Why wouldn’t kindergarten projections be tied to birth rates (which has declined) or the age 0-5 population (which has declined)? This is the kind of thing that independent experts suss out in long-term facilities planning, like what Somerville did recently, for example.
Boston’s weekly City Council meeting was dominated by another BPS building project. With demolition readying for White Stadium and a potentially higher tag, it may be on the City Council agenda again next week.
Boston has received federal funds to further expand its electric bus fleet.
10 separate bills were filed in the Massachusetts legislature to limit cell phone use in schools, but Attorney General Andrea Campbell’s bill is drawing the most attention, already garnering support from the Secretary of Education and the Massachusetts Teachers Association (MTA). Those who follow my writing for the Boston Globe know where I stand on this.
In addition to the right to strike, the MTA is also seeking legislation to set minimum educator salaries; the average MA teacher salary - last reported in 2021 - is $86,118.
The Governor followed through on her remarks from the State of the Commonwealth and convened a council to create new uniform high school graduation standards. The Governor’s proposed FY26 budget featured pretty significant education investments: +$400M more for local aid for schools, universal free meals, literacy curriculum and tutors, early childhood grants, and capital improvements for the state higher education facilities.

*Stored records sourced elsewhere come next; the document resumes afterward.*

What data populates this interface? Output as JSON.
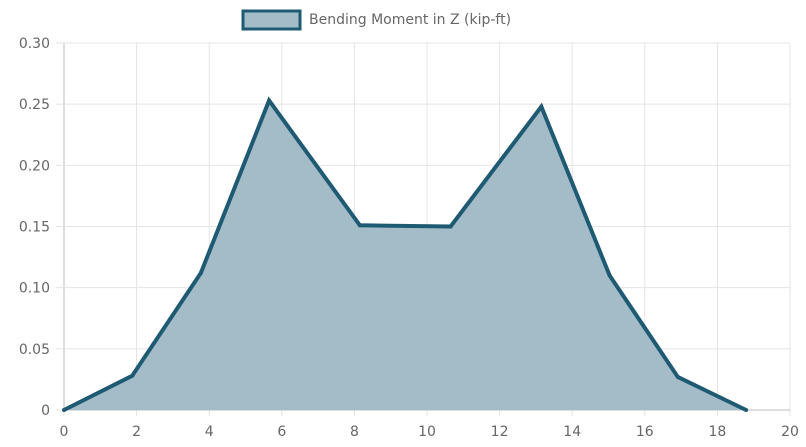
{
  "chart_data": {
    "type": "area",
    "series": [
      {
        "name": "Bending Moment in Z (kip-ft)",
        "x": [
          0,
          1.88,
          3.77,
          5.65,
          8.15,
          10.65,
          13.15,
          15.03,
          16.91,
          18.79
        ],
        "values": [
          0,
          0.028,
          0.112,
          0.253,
          0.151,
          0.15,
          0.248,
          0.11,
          0.027,
          0
        ]
      }
    ],
    "xlim": [
      0,
      20
    ],
    "ylim": [
      0,
      0.3
    ],
    "xticks": [
      "0",
      "2",
      "4",
      "6",
      "8",
      "10",
      "12",
      "14",
      "16",
      "18",
      "20"
    ],
    "yticks": [
      "0",
      "0.05",
      "0.10",
      "0.15",
      "0.20",
      "0.25",
      "0.30"
    ],
    "grid": true,
    "legend_position": "top-center",
    "colors": {
      "line": "#1f5a73",
      "fill": "#a3bcc8",
      "grid": "#e4e4e4",
      "axis": "#bdbdbd",
      "text": "#666666"
    }
  }
}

Updated National Center for Educational Statistics (NCES) data always yields interesting findings. First, less students and more staff is a national PK-12 trend.
And Black and Latino students continue to have less access to certified teachers and STEM courses while being disciplined at higher rates.

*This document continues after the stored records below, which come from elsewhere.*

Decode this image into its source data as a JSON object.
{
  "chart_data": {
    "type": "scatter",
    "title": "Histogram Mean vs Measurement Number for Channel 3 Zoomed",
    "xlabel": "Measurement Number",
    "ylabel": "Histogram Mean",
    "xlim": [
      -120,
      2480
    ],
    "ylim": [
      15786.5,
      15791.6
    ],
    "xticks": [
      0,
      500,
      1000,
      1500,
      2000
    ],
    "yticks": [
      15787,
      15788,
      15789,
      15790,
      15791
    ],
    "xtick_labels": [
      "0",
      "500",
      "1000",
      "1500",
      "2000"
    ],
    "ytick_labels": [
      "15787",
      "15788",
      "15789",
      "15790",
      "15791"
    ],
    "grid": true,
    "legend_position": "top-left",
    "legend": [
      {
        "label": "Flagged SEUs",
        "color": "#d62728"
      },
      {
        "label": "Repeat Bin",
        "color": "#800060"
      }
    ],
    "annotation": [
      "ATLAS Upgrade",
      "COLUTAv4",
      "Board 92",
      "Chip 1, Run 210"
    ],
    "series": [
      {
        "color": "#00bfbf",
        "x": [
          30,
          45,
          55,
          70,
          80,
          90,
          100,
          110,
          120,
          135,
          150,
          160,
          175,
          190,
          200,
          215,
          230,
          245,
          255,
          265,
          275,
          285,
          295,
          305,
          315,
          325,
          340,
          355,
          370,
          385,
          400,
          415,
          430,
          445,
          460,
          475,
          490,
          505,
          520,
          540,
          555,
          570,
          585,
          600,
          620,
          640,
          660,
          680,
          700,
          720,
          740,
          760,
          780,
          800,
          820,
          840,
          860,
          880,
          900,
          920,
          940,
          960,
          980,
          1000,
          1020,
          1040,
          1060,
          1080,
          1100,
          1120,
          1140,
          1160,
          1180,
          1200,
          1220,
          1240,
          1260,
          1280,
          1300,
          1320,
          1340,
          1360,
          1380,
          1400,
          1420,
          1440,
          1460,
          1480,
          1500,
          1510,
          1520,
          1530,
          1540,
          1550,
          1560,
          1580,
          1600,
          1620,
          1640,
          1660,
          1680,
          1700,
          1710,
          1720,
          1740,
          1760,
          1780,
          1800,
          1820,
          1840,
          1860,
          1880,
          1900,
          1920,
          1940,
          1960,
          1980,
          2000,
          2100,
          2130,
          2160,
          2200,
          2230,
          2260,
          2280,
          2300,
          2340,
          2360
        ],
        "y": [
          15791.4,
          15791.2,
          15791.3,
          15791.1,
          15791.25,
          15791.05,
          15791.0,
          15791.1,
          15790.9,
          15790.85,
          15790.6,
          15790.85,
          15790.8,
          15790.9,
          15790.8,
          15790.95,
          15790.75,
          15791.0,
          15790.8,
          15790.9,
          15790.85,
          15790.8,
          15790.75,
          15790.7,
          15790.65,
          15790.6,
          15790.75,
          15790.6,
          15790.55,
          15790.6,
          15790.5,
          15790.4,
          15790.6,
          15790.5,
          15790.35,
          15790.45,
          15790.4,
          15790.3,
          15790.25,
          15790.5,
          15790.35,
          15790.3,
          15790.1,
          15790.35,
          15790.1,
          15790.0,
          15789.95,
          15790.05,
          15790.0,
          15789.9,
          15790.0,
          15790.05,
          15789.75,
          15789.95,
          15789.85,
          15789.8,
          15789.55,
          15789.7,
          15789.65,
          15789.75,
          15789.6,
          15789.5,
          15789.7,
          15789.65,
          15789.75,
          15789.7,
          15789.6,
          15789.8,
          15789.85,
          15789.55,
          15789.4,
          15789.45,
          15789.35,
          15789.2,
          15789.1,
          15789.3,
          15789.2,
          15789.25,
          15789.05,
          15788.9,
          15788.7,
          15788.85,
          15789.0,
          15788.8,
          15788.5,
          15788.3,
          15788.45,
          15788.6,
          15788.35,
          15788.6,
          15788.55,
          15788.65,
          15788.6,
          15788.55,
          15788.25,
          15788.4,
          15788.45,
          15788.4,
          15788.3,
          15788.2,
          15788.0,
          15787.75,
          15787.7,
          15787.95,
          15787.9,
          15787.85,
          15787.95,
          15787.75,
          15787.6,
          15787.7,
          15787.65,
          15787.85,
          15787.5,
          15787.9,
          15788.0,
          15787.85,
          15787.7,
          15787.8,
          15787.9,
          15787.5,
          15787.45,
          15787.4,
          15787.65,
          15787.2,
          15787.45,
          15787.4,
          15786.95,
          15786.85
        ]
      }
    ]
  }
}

The new US Deputy Secretary of Education was a finalist for Massachusetts Commissioner in 2018.
Other Matters
But appointments are not exactly the talk of federal policy right now. President Trump’s directives on immigration are opening the schoolhouse doors for investigations and deportations. Expect real ripple effects for attendance and enrollment. Community disruption seems imminent. The national quickly has become local, as mayors and superintendent decide if to comply (Worcester isn’t).
But is it fair to frame this as a national/local binary? Last April, immigration was found to be the number one issue amongst Massachusetts voters. The prospect of the state adjusting shelter laws set off a week of media coverage and intense political rhetoric.
As David Leonhardt of the New York Times surmised, regardless of your personal positions on immigration, the American public displays elements of narrow consensus, nuance, and intense disagreement on the issue.
In other words, an open front for a culture war. The purpose is not to “win,” but to continuously fight, creating sides and inviting clicks that accrue benefits for the cultural warriors themselves, big costs for targeted individuals or groups, and less direct benefits and costs for the broader public.
Immigration, the elimination of DEI programs at colleges and universities, and who plays on what youth sports teams fit this paradigm, which is precisely why you will keep reading about them.
Culture wars don’t end with treaties of sensible, lasting public policy.